Water and nitrogen (N) interact to influence soil N cycling and plant N acquisition. We studied indices of soil N availability and acquisition by woody plant taxa with distinct nutritional specialisations along a north Australian rainfall gradient from monsoonal savanna (1,600-1,300 mm annual rainfall) to semi-arid woodland (600-250 mm). Aridity resulted in increased 'openness' of N cycling, indicated by increasing δ(15)Nsoil and nitrate:ammonium ratios, as plant communities transitioned from N to water limitation. In this context, we tested the hypothesis that δ(15)Nroot xylem sap provides a more direct measure of plant N acquisition than δ(15)Nfoliage. We found highly variable offsets between δ(15)Nfoliage and δ(15)Nroot xylem sap, both between taxa at a single site (1.3-3.4 ‰) and within taxa across sites (0.8-3.4 ‰). As a result, δ(15)Nfoliage overlapped between N-fixing Acacia and non-fixing Eucalyptus/Corymbia and could not be used to reliably identify biological N fixation (BNF).
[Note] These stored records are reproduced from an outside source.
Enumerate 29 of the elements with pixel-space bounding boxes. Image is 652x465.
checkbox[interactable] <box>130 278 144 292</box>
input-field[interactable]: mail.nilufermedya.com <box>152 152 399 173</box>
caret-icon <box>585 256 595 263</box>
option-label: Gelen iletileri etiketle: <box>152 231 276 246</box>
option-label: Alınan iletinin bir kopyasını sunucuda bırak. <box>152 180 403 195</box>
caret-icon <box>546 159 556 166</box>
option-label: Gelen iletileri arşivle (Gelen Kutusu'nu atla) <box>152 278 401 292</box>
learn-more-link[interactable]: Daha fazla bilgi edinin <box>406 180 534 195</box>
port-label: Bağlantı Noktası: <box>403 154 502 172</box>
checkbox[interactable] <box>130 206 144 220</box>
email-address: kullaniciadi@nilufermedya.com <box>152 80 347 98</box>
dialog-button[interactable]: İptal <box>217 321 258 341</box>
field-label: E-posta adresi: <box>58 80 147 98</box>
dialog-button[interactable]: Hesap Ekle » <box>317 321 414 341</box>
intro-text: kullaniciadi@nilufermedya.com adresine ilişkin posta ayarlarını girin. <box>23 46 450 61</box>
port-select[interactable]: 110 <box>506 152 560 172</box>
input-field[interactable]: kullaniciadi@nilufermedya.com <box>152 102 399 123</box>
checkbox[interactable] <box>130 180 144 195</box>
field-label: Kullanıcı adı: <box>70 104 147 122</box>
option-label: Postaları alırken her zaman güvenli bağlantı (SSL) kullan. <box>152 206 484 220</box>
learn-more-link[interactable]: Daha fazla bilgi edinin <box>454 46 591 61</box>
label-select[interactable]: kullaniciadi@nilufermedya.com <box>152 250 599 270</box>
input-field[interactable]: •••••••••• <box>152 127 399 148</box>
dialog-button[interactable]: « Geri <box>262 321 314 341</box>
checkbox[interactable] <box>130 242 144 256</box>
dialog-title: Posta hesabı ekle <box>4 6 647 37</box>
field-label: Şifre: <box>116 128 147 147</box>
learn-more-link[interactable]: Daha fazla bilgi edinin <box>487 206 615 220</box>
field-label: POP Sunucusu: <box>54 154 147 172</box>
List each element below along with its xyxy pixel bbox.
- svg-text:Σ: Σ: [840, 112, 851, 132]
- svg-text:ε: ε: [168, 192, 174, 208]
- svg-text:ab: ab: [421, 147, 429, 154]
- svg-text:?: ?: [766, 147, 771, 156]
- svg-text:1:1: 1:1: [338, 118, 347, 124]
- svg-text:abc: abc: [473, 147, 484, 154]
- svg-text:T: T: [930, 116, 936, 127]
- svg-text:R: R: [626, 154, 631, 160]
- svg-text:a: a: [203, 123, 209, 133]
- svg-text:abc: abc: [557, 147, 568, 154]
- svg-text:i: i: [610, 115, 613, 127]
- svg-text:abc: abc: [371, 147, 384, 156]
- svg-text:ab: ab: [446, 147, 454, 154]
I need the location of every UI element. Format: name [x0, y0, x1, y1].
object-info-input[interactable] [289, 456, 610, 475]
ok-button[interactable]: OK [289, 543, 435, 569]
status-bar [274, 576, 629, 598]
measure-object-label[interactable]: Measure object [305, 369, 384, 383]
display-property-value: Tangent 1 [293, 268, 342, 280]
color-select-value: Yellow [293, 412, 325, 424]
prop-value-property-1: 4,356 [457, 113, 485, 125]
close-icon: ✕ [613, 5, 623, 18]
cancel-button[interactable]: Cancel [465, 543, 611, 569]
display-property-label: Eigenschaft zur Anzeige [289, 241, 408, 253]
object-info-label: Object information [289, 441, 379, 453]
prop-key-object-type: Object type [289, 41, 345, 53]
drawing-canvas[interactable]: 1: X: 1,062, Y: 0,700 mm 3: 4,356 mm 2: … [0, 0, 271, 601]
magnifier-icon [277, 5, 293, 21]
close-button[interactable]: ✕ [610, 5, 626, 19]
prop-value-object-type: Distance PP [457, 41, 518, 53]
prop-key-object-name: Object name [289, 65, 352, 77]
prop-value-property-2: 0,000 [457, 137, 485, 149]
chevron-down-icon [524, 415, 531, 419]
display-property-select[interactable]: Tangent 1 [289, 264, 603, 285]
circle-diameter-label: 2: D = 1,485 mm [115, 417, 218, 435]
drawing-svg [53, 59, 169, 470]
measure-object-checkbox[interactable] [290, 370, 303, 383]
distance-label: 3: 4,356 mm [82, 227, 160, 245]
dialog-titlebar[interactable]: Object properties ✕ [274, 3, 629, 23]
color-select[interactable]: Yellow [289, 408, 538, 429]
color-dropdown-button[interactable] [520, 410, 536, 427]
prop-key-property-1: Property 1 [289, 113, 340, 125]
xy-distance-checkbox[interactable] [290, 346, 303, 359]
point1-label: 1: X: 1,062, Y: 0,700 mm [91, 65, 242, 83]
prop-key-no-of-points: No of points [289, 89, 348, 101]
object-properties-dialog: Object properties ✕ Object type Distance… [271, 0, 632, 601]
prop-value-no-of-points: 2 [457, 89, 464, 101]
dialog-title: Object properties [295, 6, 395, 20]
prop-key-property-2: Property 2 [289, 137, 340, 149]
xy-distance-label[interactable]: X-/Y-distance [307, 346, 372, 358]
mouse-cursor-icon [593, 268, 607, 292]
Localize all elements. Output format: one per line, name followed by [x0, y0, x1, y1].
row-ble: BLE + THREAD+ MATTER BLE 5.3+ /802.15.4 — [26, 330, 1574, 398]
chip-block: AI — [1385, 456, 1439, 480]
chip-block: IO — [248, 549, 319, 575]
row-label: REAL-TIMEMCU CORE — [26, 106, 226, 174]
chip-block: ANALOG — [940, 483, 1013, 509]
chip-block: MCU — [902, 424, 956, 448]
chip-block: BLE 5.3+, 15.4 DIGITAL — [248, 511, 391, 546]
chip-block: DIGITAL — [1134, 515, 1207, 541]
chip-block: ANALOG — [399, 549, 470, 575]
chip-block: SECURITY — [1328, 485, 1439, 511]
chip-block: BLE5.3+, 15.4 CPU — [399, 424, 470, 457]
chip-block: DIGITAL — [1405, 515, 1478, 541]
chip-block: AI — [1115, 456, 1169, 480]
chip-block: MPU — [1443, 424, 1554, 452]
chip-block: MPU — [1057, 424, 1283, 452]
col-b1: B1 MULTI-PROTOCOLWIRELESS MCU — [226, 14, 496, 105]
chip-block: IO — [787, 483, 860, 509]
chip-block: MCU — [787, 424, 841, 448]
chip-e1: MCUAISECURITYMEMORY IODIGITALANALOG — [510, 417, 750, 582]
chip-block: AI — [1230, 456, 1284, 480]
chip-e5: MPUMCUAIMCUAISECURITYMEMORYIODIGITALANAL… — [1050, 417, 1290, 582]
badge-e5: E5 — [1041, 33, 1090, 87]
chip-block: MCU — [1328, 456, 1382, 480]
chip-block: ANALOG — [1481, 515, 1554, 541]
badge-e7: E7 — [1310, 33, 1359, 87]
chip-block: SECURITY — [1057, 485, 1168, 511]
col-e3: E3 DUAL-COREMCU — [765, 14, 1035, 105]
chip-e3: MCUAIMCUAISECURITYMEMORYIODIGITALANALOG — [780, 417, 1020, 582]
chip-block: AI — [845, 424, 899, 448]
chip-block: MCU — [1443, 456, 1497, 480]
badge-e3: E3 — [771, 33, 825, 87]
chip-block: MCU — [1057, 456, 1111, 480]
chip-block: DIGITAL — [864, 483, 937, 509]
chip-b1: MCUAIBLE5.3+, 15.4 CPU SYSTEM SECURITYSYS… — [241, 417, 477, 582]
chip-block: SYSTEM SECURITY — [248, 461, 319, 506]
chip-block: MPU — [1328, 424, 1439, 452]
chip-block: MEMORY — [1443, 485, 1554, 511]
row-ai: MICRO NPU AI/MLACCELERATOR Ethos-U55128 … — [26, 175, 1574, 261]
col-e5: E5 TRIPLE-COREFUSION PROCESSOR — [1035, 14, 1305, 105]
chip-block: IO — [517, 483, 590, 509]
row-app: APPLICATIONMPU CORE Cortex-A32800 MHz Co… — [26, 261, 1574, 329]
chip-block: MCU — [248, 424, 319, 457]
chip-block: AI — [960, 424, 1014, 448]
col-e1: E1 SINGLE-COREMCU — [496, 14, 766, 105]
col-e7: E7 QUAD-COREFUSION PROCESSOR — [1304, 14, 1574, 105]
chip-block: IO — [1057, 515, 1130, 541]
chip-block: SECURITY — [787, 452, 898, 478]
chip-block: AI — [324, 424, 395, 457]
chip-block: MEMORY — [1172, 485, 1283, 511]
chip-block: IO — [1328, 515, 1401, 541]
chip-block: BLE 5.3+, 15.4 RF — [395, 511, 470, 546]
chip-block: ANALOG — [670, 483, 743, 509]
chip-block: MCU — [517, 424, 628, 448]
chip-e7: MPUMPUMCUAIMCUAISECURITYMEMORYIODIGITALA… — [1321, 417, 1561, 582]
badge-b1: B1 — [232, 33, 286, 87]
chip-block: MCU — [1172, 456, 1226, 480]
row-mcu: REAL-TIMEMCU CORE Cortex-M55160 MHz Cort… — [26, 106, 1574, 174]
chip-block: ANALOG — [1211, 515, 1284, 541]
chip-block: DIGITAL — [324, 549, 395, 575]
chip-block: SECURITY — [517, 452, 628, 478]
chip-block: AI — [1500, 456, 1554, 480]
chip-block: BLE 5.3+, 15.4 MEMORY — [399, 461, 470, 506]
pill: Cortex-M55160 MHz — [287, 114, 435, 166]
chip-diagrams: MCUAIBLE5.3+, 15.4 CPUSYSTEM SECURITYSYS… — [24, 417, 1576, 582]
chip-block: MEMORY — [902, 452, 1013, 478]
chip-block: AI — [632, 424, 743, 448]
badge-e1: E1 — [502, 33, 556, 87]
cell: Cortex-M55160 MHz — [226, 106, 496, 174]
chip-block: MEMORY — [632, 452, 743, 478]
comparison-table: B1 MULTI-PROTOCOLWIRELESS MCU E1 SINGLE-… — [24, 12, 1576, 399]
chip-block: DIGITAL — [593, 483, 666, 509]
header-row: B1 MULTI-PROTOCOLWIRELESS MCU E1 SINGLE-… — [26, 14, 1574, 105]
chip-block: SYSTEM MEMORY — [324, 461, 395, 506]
However, Acacia δ(15)Nroot xylem sap indicated a decline in BNF with aridity corroborated by absence of root nodules and increasing xylem sap nitrate concentrations and consistent with shifting resource limitation. Acacia dominance at arid sites may be attributed to flexibility in N acquisition rather than BNF capacity. δ(15)Nroot xylem sap showed no evidence of shifting N acquisition in non-mycorrhizal Hakea/Grevillea and indicated only minor shifts in Eucalyptus/Corymbia consistent with enrichment of δ(15)Nsoil and/or decreasing mycorrhizal colonisation with aridity. We propose that δ(15)Nroot xylem sap is a more direct indicator of N source than δ(15)Nfoliage, with calibration required before it could be applied to quantify BNF.